Et si, en tant que chef d'Etat, on laisse des mecs qui n'ont aucun scrupule devenir puissants et riches, il y a de fortes chances pour qu'à un moment donné, ces sales types envisagent de mettre la main sur la place que vous pensiez vous être réservée... de devenir calife à la place du calife. Au point que pour rester calife au royaume de la liberté absolue, vous voilà obligé de devenir tyran !

Toute ressemblance avec une situation existante ou ayant existé serait purement fortuite ?
Haha ! hahahaaaaaaaa !

Restons aveugles, bêtes (il y a eu une émission sur Arte, "Tous crétins" ça s'appelle, fort instructive, je vous la conseille), n'ouvrons pas les yeux. Il y en a que ça arrange...
Même si ce n'est que le temps de leur petite vie minable à s'engraisser comme des gros porcs sur le dos des autres, puisqu'à la fin ils crèvent pareil. (quoi que... quoi que...)

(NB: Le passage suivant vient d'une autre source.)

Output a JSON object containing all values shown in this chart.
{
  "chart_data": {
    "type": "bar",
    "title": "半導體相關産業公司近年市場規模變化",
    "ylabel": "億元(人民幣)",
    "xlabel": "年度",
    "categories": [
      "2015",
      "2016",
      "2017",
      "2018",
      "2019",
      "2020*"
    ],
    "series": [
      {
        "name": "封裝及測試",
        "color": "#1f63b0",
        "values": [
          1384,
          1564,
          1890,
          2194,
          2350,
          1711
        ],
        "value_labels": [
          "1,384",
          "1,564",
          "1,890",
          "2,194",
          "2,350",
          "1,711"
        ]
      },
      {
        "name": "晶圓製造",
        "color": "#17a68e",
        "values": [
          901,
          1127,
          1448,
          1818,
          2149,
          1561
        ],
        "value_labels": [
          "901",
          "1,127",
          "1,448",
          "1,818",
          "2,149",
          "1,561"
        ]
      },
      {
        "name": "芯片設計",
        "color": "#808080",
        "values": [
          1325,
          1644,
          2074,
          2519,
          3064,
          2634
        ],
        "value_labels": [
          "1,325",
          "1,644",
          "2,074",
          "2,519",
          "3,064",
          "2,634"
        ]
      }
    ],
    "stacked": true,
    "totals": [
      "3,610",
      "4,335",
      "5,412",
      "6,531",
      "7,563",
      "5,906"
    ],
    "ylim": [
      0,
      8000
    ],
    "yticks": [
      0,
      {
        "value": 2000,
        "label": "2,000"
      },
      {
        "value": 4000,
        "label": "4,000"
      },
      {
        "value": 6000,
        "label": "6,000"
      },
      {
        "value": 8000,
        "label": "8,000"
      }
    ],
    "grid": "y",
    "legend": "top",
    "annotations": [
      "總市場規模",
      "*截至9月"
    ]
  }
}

Enfin bref, la lecture, parfois, ça vous fout un électrochoc. Ben ce livre-là, au-delà du caractère science-fictionnesque de la drogue vendue par ce foutu mafieux que Ryan se refuse à "borner" dès le départ sous prétexte que ça irait contre son idéologie, il est simplement réaliste.
Sur l'être humain, sur ce qu'on est capable de s'infliger les uns aux autres, sur notre extrême stupidité en tant que race soit-disant consciente et intelligente.
J'ai adoré alors que je ne connais pas le jeu (enfin je le connais par mes enfants mais je n'y joue pas)! ça me fait un peu rigoler que certains le notent mal à cause de ça (Elbakin pour ne pas les citer).

Avertissement : ne le lisez pas en période de déprime.